At a forum of the Heritage Foundation, Frederick Fleitz, a Republican staff member of the House Intelligence Committee, asserted the N.I.E. was flat-out wrong.
"I am not convinced there was a halt that lasted any substantial length of time, if there was a halt at all," said Fleitz. "But if there was a halt, the intelligence community has to do a better job of explaining it and convincing people that they have persuasive evidence to that effect. They did not do that in 2007. If they are going to continue to hold to that position they are going to have to do an awfully good sales job to explain to policymakers and people on the [Capitol] Hill that there was a halt."
That sales job may come soon. A new N.I.E. on Iran is nearly completed, if not finished already. What its findings may be remain secret. But intelligence officials have said publicly that Iran can have enough highly enriched uranium for one bomb within a year, but that it would take two to five years to have a usable, deliverable weapon.
Security and Military Intelligence analyst Tate Nurkin, of I.H.S. Jane's publications, says the new N.I.E. will reach some new conclusions.
"I think any assessment today would probably be a bit more aggressive in its assessment of Iranian capabilities, suggesting that they are closer to achieving a nuclear capability than they were in 2007," said Nurkin. "Part of that is just because I think in two years a lot has happened. And some of it may be because the previous estimate took, I think, a softer approach to the issues. I also think there would be a real reflecting of the opinion that is emerging right now in intelligence community circles that this is a real problem, that three is not a good way out of this particular issue, that there are not many good options here."

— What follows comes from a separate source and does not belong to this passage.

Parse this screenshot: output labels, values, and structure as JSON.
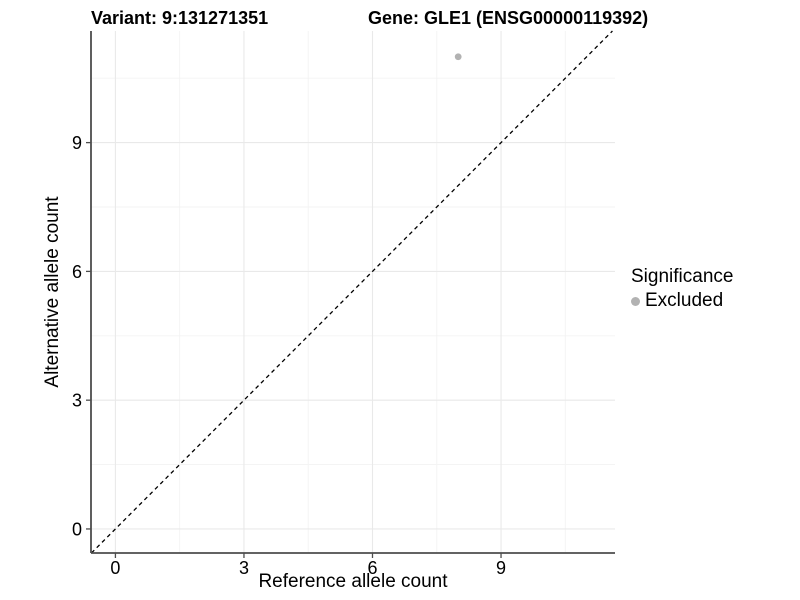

In this photo released by the semi-official Iranian Students News Agency (ISNA), Iranian technicians
work with foreign colleagues at the Bushehr Nuclear Power Plant, Bushehr, Iran, 30 Nov 2009
A nation can have a nuclear capability without actually having a working nuclear weapon. In 1985, the U.S. Congress placed Pakistan under threat of an aid cutoff if the president certified that Pakistan had nuclear weapons. Pakistan repeatedly denied it had a nuclear weapon - and, technically, it was right. To skirt the issue, the Pakistani government had all the component parts for a bomb, but kept them on the shelf, so to speak, and did not test a weapon until 1998.
Jane's Nurkin says Iran may follow Pakistan's example by becoming a nuclear-capable state without becoming a nuclear-armed one.

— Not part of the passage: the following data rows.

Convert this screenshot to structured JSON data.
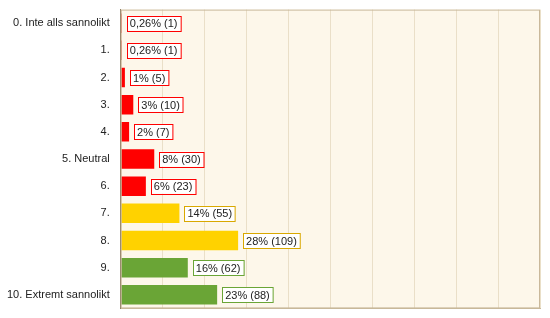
{
  "chart_data": {
    "type": "bar",
    "orientation": "horizontal",
    "categories": [
      "0. Inte alls sannolikt",
      "1.",
      "2.",
      "3.",
      "4.",
      "5. Neutral",
      "6.",
      "7.",
      "8.",
      "9.",
      "10. Extremt sannolikt"
    ],
    "values": [
      0.26,
      0.26,
      1,
      3,
      2,
      8,
      6,
      14,
      28,
      16,
      23
    ],
    "value_labels": [
      "0,26% (1)",
      "0,26% (1)",
      "1% (5)",
      "3% (10)",
      "2% (7)",
      "8% (30)",
      "6% (23)",
      "14% (55)",
      "28% (109)",
      "16% (62)",
      "23% (88)"
    ],
    "colors": [
      "#ff0000",
      "#ff0000",
      "#ff0000",
      "#ff0000",
      "#ff0000",
      "#ff0000",
      "#ff0000",
      "#ffd200",
      "#ffd200",
      "#6aa536",
      "#6aa536"
    ],
    "xlim": [
      0,
      100
    ],
    "xticks": [
      0,
      10,
      20,
      30,
      40,
      50,
      60,
      70,
      80,
      90,
      100
    ],
    "grid": true,
    "data_labels": true,
    "tick_labels": "y"
  }
}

"That is what a lot of people think is the best case scenario for this, that Iran stops just short, that they get all the technologies, that they can just assemble it, [but] they stop two, three, six months short of actually becoming a nuclear power," continued Nurkin. "Now, whether we would have the penetration of their program to know if they have reached that level is a different question. But they may very well let us know, 'Hey, look, we are right on the threshold."

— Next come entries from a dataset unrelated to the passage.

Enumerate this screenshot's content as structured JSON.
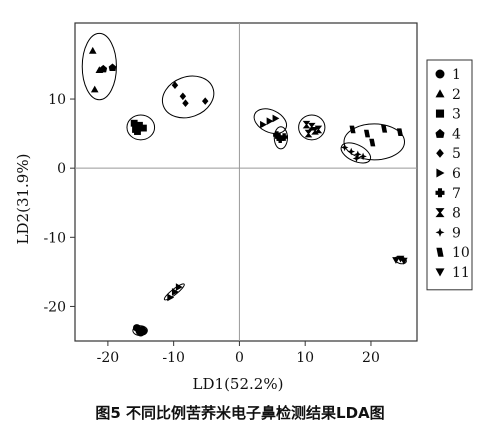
{
  "chart_data": {
    "type": "scatter",
    "caption": "图5 不同比例苦荞米电子鼻检测结果LDA图",
    "xlabel": "LD1(52.2%)",
    "ylabel": "LD2(31.9%)",
    "xlim": [
      -25,
      27
    ],
    "ylim": [
      -25,
      21
    ],
    "xticks": [
      -20,
      -10,
      0,
      10,
      20
    ],
    "yticks": [
      -20,
      -10,
      0,
      10
    ],
    "grid": false,
    "reference_lines": {
      "x": 0,
      "y": 0
    },
    "legend_position": "right",
    "series": [
      {
        "name": "1",
        "marker": "circle",
        "points": [
          [
            -15.6,
            -23.1
          ],
          [
            -15.2,
            -23.6
          ],
          [
            -14.8,
            -23.4
          ],
          [
            -15.0,
            -23.8
          ],
          [
            -14.6,
            -23.6
          ]
        ],
        "ellipse": {
          "cx": -15.1,
          "cy": -23.5,
          "rx": 1.1,
          "ry": 0.7,
          "angle": 0
        }
      },
      {
        "name": "2",
        "marker": "triangle-up",
        "points": [
          [
            -22.3,
            17.0
          ],
          [
            -21.3,
            14.2
          ],
          [
            -22.0,
            11.4
          ]
        ],
        "ellipse": {
          "cx": -21.3,
          "cy": 14.7,
          "rx": 2.6,
          "ry": 4.8,
          "angle": 0
        }
      },
      {
        "name": "3",
        "marker": "square",
        "points": [
          [
            -16.0,
            6.5
          ],
          [
            -15.5,
            5.3
          ],
          [
            -14.6,
            5.8
          ],
          [
            -15.2,
            6.2
          ],
          [
            -15.8,
            5.6
          ]
        ],
        "ellipse": {
          "cx": -15.0,
          "cy": 5.9,
          "rx": 2.1,
          "ry": 1.8,
          "angle": 0
        }
      },
      {
        "name": "4",
        "marker": "pentagon",
        "points": [
          [
            -20.7,
            14.4
          ],
          [
            -19.3,
            14.6
          ]
        ],
        "ellipse": null
      },
      {
        "name": "5",
        "marker": "diamond",
        "points": [
          [
            -9.8,
            12.0
          ],
          [
            -8.6,
            10.4
          ],
          [
            -8.2,
            9.4
          ],
          [
            -5.2,
            9.7
          ]
        ],
        "ellipse": {
          "cx": -7.8,
          "cy": 10.3,
          "rx": 4.0,
          "ry": 2.9,
          "angle": 20
        }
      },
      {
        "name": "6",
        "marker": "triangle-right",
        "points": [
          [
            3.6,
            6.3
          ],
          [
            4.6,
            6.8
          ],
          [
            5.5,
            7.2
          ]
        ],
        "ellipse": {
          "cx": 4.7,
          "cy": 6.8,
          "rx": 2.6,
          "ry": 1.6,
          "angle": -25
        }
      },
      {
        "name": "7",
        "marker": "plus",
        "points": [
          [
            6.0,
            4.5
          ],
          [
            6.2,
            4.2
          ],
          [
            5.7,
            4.8
          ],
          [
            6.8,
            4.5
          ]
        ],
        "ellipse": {
          "cx": 6.3,
          "cy": 4.4,
          "rx": 1.0,
          "ry": 1.6,
          "angle": 0
        }
      },
      {
        "name": "8",
        "marker": "bowtie",
        "points": [
          [
            10.2,
            6.3
          ],
          [
            11.0,
            6.0
          ],
          [
            11.5,
            5.4
          ],
          [
            10.5,
            5.0
          ],
          [
            12.0,
            5.6
          ]
        ],
        "ellipse": {
          "cx": 11.0,
          "cy": 5.9,
          "rx": 2.0,
          "ry": 1.8,
          "angle": 0
        }
      },
      {
        "name": "9",
        "marker": "star4",
        "points": [
          [
            16.0,
            3.0
          ],
          [
            17.0,
            2.4
          ],
          [
            18.0,
            2.0
          ],
          [
            18.8,
            1.7
          ],
          [
            17.8,
            1.4
          ]
        ],
        "ellipse": {
          "cx": 17.7,
          "cy": 2.2,
          "rx": 2.4,
          "ry": 1.2,
          "angle": -25
        }
      },
      {
        "name": "10",
        "marker": "parallelogram",
        "points": [
          [
            17.2,
            5.6
          ],
          [
            19.4,
            5.0
          ],
          [
            22.0,
            5.7
          ],
          [
            24.4,
            5.2
          ],
          [
            20.2,
            3.7
          ]
        ],
        "ellipse": {
          "cx": 20.5,
          "cy": 3.8,
          "rx": 4.6,
          "ry": 2.6,
          "angle": 0
        }
      },
      {
        "name": "11",
        "marker": "triangle-down",
        "points": [
          [
            23.8,
            -13.3
          ],
          [
            24.5,
            -13.1
          ],
          [
            25.0,
            -13.4
          ]
        ],
        "ellipse": {
          "cx": 24.5,
          "cy": -13.3,
          "rx": 0.9,
          "ry": 0.5,
          "angle": -15
        }
      },
      {
        "name": "",
        "marker": "triangle-right",
        "points": [
          [
            -10.5,
            -18.7
          ],
          [
            -9.8,
            -17.9
          ],
          [
            -9.2,
            -17.2
          ]
        ],
        "ellipse": {
          "cx": -9.9,
          "cy": -17.9,
          "rx": 1.9,
          "ry": 0.4,
          "angle": 38
        }
      }
    ]
  }
}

The House Intelligence Committee's Fleitz believes the intelligence community should admit it was wrong in 2007 and say that Iran is embarked on the path to nuclear weapons. But he says that probably will not happen.
"Unfortunately I think the likelihood is that the intelligence community will try to split the difference," said Fleitz. "They are going to claim that there have been weapons-related developments, but there still was a halt, and you have seen leaks to the media since January where officials seem to be indicating that.
"We need an estimate that is going to talk about the dire threat, we are going to need good timelines, prospects for what this will mean if there is a nuclear-weapons program, and what we can do to roll it back," he added.
Iran claims it is only engaged in non-military nuclear research. The Obama administration is trying to round up more international backing for tougher sanctions on Iran to get Tehran to halt nuclear work. But what happens after that or if consensus for sanctions in the U.N. Security Council cannot be reached is not clear.
U.S. officials say all options, including military ones, are open. But a memo by Defense Secretary Robert Gates, the contents of which were leaked to the New York Times, says the United States lacks an effective long-range strategy on Iran, including how to deal with an Iran that becomes nuclear-capable without becoming nuclear-armed.